Ack will make sure to document.

>
>
> --
> Cheers,
>
> David / dhildenb
>
David Hildenbrand Oct. 22, 2024, 7:13 p.m. UTC | #13
On 21.10.24 19:26, Vlastimil Babka wrote:
> On 10/21/24 19:14, Lorenzo Stoakes wrote:
>> On Mon, Oct 21, 2024 at 07:00:53PM +0200, David Hildenbrand wrote:
>>>
>>>>
>>>>>
>>>>>>
>>>>>> Also the existing logic is that existing markers (HW poison, uffd-simulated HW
>>>>>> poison, uffd wp marker) are retained and no error raised on MADV_DONTNEED, and
>>>>>> no error on MADV_FREE either, so it'd be consistent with existing behaviour.
>>>>>
>>>>>
>>>>> HW poison / uffd-simulated HW poison are expected to be zapped: it's just
>>>>> like a mapped page with HWPOISON. So that is correct.
>>>>
>>>> Well, poison is _not_ zapped on MADV_DONTNEED but _is_ on MADV_FREE :) anyway, I
>>>
>>> Huh?
>>>
>>> madvise_dontneed_single_vma()->zap_page_range_single(details=NULL)->unmap_single_vma(details=NULL)
>>> ... zap_pte_range()
>>>
>>> } else if (is_hwpoison_entry(entry) ||
>>> 	   is_poisoned_swp_entry(entry)) {
>>> 	if (!should_zap_cows(details))
>>> 		continue;
>>> 	...
>>>
>>> Should just zap them.
>>>
>>> What am I missing?
>>
>> Yeah ok it's me who's missing something here, I hadn't noticed details == NULL
>> so should_zap_cows() is true, my mistake!
> 
> Well, good to know it's consistent then.
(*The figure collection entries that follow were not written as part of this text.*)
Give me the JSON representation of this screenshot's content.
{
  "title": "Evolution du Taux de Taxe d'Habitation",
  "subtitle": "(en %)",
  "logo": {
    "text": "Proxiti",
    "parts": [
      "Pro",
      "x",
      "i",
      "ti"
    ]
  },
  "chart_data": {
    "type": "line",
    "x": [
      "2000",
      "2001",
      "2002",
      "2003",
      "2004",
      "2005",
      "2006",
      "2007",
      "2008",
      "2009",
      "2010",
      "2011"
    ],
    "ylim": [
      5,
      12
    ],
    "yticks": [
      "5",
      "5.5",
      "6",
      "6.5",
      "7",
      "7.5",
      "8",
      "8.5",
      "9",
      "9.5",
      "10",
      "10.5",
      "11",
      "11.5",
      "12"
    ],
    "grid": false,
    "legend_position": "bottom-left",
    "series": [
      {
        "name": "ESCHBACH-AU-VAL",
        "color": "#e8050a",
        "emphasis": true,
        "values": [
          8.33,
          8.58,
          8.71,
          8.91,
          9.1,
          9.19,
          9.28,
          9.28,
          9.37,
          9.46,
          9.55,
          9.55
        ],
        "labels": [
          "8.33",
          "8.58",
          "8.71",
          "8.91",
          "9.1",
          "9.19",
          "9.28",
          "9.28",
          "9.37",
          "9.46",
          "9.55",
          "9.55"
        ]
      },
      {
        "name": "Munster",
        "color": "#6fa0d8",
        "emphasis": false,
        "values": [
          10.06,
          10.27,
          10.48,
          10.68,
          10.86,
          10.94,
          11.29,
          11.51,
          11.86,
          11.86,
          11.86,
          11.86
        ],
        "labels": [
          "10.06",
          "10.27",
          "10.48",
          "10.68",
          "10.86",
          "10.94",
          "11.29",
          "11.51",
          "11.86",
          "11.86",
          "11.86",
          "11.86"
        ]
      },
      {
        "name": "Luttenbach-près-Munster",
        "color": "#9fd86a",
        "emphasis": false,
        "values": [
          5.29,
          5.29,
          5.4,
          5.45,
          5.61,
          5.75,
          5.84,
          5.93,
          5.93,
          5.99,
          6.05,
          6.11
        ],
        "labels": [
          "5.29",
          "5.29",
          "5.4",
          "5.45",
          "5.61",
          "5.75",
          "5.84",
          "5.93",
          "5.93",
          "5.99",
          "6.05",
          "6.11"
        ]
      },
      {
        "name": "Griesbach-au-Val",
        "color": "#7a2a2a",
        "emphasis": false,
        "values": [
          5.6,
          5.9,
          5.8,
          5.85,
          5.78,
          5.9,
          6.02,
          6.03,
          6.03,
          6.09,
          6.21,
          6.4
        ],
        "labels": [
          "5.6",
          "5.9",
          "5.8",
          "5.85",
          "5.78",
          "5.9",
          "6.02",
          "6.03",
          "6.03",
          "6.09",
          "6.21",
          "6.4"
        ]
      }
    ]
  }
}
As I've explained I see why zapping
> actual hwpoison makes sense for MADV_DONTNEED/MADV_FREE. That it's done also
> for uffd poison is not completely clear, but maybe it was just easier to
> implement. 

Note that in VM context "uffd poison" really just is "this was hwpoison 
on the source VM, so we mimic that on the destination VM, because the 
data *is* lost" -- so you want the exact same behavior.

For example, when a VM reboots you might just want to ZAP these hwpoison 
entries, and get fresh pages on next access.

So to me it makes sense that they are treated equally.